Your friend is correct.  Your daughter has eczema which is likely infected with bacteria.  Let me explain to you in more detail here.

Eczema is an allergic condition of the skin.  It is fairly common in infants and young children, sometimes even in adults.  The eczematous areas of skin are typically red, rough to touch, and quite itchy.  It can happen in any part of the body.  In older children who are allergic to some metals, contact with a button or belt buckle containing these metals can cause a patch of eczema called contact dermatitis.

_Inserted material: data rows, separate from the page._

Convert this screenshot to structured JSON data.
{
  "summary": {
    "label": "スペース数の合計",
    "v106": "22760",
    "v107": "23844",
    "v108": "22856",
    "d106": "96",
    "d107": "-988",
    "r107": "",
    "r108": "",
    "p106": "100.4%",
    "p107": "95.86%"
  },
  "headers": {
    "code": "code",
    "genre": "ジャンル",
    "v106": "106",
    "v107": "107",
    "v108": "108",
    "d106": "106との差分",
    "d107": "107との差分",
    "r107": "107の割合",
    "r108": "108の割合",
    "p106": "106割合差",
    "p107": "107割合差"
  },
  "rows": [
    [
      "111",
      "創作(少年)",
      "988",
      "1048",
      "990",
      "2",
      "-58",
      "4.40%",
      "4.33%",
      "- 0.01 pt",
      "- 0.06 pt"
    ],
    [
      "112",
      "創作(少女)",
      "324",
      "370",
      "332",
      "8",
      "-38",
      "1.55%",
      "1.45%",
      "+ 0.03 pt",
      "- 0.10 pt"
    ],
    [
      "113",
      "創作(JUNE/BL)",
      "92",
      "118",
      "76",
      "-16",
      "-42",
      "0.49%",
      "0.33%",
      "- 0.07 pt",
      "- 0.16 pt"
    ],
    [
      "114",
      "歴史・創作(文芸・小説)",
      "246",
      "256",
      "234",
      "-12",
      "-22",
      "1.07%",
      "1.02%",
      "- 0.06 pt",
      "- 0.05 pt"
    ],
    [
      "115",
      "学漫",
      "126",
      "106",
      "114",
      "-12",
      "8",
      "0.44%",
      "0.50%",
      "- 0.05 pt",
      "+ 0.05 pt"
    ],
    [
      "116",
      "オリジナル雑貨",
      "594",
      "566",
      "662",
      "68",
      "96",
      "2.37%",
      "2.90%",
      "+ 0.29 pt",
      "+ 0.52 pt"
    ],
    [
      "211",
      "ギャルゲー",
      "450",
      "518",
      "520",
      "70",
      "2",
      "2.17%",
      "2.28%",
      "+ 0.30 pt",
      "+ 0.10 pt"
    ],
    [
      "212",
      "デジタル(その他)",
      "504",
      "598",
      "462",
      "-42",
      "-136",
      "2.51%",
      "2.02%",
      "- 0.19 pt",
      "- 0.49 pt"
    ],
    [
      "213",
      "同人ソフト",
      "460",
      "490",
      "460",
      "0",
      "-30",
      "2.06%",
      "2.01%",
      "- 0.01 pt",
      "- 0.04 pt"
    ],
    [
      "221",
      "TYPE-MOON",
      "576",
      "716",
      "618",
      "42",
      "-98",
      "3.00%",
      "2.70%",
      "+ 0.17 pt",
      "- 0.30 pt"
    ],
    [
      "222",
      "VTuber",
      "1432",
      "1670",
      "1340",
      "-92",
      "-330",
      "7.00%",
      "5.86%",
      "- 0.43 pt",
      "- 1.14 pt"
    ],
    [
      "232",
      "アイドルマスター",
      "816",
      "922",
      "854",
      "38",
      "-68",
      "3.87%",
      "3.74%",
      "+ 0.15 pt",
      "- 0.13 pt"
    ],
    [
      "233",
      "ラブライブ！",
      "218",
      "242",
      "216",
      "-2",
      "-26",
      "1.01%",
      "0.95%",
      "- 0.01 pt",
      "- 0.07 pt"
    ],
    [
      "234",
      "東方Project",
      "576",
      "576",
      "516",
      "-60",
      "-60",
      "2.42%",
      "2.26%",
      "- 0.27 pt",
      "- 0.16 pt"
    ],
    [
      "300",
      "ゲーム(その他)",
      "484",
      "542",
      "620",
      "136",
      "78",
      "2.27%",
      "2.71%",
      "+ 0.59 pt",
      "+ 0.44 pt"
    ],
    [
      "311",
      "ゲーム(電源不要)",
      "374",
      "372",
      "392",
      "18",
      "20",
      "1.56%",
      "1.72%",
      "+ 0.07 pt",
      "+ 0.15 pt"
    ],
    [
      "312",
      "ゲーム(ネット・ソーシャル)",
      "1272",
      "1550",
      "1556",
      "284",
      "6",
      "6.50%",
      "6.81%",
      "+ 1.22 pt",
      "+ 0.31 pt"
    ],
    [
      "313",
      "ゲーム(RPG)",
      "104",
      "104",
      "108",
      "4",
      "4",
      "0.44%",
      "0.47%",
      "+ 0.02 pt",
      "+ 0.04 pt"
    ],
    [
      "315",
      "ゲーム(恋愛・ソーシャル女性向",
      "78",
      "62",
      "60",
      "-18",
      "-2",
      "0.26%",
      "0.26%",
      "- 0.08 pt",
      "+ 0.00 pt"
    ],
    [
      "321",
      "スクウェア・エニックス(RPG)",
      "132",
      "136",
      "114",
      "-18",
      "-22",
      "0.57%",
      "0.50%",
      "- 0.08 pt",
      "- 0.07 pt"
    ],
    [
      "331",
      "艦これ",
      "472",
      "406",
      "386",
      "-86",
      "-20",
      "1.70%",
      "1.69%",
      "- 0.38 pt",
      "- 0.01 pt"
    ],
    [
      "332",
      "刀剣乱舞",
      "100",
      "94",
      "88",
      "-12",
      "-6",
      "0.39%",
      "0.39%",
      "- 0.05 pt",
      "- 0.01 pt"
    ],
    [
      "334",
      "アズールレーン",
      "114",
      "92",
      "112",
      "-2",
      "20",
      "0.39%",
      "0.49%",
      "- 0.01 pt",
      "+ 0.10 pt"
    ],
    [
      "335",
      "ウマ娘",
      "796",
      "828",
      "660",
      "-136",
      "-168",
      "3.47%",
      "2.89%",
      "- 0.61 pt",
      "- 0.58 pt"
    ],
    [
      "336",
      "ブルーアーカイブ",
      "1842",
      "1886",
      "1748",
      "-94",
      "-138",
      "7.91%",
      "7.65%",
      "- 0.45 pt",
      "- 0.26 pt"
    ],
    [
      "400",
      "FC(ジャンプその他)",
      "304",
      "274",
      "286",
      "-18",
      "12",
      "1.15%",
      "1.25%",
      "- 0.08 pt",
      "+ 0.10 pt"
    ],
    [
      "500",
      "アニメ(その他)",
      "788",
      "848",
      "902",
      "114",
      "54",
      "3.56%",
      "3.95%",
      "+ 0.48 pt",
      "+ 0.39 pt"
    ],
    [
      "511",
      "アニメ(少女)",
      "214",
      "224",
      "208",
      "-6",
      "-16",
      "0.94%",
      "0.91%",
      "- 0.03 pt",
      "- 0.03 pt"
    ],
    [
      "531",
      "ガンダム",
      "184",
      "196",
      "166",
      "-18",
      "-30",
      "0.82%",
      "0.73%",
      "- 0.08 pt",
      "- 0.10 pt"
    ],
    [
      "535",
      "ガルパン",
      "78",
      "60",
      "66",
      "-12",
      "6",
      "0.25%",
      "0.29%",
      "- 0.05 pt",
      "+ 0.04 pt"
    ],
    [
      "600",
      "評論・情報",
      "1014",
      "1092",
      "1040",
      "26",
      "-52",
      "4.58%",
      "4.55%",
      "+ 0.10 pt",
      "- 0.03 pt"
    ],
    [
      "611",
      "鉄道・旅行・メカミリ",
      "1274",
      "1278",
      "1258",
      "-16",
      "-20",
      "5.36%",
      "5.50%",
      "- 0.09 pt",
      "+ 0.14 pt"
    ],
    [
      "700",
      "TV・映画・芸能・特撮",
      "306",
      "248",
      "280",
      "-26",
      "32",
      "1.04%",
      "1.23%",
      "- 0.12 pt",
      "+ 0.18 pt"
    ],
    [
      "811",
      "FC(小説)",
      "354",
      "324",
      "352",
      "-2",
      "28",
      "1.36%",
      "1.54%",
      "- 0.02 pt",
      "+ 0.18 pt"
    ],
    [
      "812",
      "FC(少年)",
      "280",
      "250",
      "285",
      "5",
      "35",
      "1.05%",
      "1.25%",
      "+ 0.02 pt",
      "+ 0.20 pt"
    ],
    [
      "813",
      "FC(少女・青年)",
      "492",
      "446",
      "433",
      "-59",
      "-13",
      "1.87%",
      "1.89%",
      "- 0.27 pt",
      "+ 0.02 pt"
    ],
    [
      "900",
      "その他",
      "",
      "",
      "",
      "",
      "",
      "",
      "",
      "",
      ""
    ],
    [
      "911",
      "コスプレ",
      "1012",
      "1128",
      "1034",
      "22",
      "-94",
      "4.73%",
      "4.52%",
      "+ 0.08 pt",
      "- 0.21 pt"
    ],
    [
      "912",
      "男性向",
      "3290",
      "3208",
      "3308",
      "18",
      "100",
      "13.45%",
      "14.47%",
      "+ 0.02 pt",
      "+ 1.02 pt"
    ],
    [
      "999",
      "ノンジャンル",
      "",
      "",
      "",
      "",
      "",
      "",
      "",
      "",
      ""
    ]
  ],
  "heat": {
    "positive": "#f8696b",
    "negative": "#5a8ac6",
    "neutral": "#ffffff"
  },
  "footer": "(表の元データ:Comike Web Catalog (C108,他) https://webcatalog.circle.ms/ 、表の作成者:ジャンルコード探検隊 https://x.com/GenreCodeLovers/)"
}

In your daughter’s situation, if she has never consumed any food other than your breast milk, the source of allergy is likely in your breast milk.  This may be shocking to you, but it is very true.  The most likely cause of her eczema is cow’s milk protein allergy.  It comes from the dairy products that you eat or drink, either as cheese, yogurt, or cow’s milk.  Most mothers don’t recognize that the cow’s milk protein that is digested and absorbed from the intestinal tract can pass through the breast milk to their babies.  If a child has no tendency for this allergy, there is no problem at all.  However, if she is allergic, she can develop eczema within days to weeks after birth.

Most of the time, the first sign of eczema is on the cheeks of young babies.  At first, it looks like rosy cheeks; but over time, the skin is rough to touch, and often itchy, so that babies start to scratch their faces.

Once eczema begins, the skin loses its barrier to normal germs.  The most common bacteria that can cause secondary infection are Staphylococci.  When this happens, you will see blisters in and around the eczema, and yellow fluid can seep out of these infected areas.  It is a superficial infection.  If you recognize the source of allergy and eliminate it early, the skin can gradually heal and infection can get better without antibiotic treatment.

Antibiotic cream and ointment applied topically to eczema is not very effective.  Most of these topical antibiotics also have additional ingredients.  Babies can become sensitized to them.  The best way to treat is to use oral antibiotics which can fight the infection from within.

Topical steroid is often necessary to control the inflammation on the skin.  Occasionally, children may need oral steroid because of the severity of the eczema.  This should be guided by a paediatrician or dermatologist who is familiar with this condition.  Excessive use of topical steroid can cause some long-term complications on the skin.

Ultimately, you have to recognize that the underlying cause of eczema is likely food allergy.  Because you have nursed your daughter since she was born, the most likely cause of her eczema is cow’s milk protein allergy.  You should try to eliminate all dairy products from your diet.  This may include processed foods that have these proteins added to boost their protein content.  These may be labelled as casein or whey in the list of ingredients.  You need to eliminate dairy for several weeks to see whether it is helpful or not.

When you stop drinking milk or eating other dairies, you will have to make sure that you get enough calcium in your diet.  When you are nursing your baby, you can deplete your body, especially your bones, of calcium.  You may need to take calcium supplements as well as vitamin D, which helps to absorb calcium in our food.  Some mothers will drink soy milk and consume other soy products.  A small percentage of children who are allergic to cow’s milk are also allergic to soy.

When you stop taking dairy, it may take a few weeks before your daughter gets significantly better.  Some parents have found that bleach bath can help to reduce the severity of eczema on the body and extremities.  Once again, you need guidance from your doctor; too much bleach can cause skin irritation and make her condition worse.